As we look at scripture, it’s clear that Christ’s followers didn’t immediately recognize the goodness of God in Christ’s suffering and death. In fact, the Gospel of John tells us that Christ’s followers hid behind locked doors in fear (John 20:19). They were confused, heartbroken, and afraid. And they didn’t try to pretend otherwise, either. But it was precisely in that moment, in the very midst of it all, that “Jesus came and stood among them” and said, “Peace to you!” He didn’t say, “It’s all going to be OK,” even though, in the long run, it would. No, he brought them what he knew they needed most – Peace.

You see, the very people who walked side-by-side with Christ had lost sight of God’s goodness in the midst of their own pain. Like us, things had gone very differently than they would have wished. They, too, had difficulty recognizing God’s goodness in the moment. But, like them, God offers us what we most need in such a situation – the peace of knowing God’s goodness, even as we endure the pain.

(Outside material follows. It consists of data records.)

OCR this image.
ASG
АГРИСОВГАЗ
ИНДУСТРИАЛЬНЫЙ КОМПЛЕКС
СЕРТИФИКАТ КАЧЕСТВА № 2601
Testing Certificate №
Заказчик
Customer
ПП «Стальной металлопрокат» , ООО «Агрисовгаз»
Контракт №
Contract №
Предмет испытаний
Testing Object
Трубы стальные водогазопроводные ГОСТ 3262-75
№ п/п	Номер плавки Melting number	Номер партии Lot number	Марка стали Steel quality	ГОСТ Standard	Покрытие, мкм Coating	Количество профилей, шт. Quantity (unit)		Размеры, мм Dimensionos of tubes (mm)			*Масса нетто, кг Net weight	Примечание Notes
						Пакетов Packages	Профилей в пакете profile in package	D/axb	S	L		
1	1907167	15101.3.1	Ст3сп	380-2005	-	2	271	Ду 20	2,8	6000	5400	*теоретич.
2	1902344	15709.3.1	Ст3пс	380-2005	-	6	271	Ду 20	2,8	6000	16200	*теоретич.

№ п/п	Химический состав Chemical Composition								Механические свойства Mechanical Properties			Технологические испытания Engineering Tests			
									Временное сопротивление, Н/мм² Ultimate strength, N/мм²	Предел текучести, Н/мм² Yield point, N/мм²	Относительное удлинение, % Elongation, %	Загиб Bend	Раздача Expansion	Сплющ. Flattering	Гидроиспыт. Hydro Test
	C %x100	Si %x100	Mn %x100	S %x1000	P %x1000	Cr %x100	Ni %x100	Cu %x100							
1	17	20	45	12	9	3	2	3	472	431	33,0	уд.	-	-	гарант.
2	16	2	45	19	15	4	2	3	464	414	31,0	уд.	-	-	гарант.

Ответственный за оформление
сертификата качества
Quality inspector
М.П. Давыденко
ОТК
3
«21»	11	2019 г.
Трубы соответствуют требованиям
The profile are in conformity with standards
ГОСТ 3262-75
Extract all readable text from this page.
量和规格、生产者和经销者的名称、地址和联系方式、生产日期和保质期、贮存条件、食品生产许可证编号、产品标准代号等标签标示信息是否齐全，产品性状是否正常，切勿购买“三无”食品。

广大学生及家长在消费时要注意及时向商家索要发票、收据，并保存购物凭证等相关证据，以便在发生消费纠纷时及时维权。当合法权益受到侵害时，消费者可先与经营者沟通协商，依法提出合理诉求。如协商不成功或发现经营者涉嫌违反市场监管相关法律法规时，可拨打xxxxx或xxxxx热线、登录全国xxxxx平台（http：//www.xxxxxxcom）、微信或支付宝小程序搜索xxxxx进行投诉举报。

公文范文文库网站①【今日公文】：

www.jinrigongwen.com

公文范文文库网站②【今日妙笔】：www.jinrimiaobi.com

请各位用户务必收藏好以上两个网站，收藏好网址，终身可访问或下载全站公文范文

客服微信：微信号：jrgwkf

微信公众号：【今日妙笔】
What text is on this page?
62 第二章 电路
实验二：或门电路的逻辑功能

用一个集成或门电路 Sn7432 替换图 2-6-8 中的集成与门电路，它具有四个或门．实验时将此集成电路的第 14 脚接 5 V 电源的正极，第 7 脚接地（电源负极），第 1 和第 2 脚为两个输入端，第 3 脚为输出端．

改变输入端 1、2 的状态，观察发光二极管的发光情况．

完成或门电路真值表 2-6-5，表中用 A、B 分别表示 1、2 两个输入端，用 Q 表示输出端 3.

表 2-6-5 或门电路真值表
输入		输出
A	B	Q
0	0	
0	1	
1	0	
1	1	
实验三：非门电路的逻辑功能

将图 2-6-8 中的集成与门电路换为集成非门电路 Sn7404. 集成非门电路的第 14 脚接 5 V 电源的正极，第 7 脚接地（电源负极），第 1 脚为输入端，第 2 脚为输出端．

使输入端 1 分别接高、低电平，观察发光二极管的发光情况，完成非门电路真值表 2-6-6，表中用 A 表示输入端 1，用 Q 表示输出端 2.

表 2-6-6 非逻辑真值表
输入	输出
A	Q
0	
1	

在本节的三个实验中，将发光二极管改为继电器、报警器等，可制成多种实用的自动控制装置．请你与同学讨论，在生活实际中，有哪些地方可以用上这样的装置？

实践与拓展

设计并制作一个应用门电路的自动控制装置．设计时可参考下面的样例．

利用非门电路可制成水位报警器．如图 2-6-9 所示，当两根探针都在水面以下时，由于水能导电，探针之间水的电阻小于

In many congregations, particularly Black congregations, an especially powerful affirmation of this truth is shared regularly. The leader starts by proclaiming, “God is good,” and the congregation responds, “All the time.” The leader then replies, “All the time,” to which the congregation enthusiastically answers, “God is good!”

None of us would have wished for a global pandemic. And, as we begin to move past COVID, we are right to proclaim, “God is good!” As we do, though, let’s be reminded that God is good, “All the time,” not only when he gives us what we want.

May all the blessings of Easter be yours.

William Simpson is supervisor of pastoral/spiritual care at SSM Health St. Anthony Hospital — Shawnee.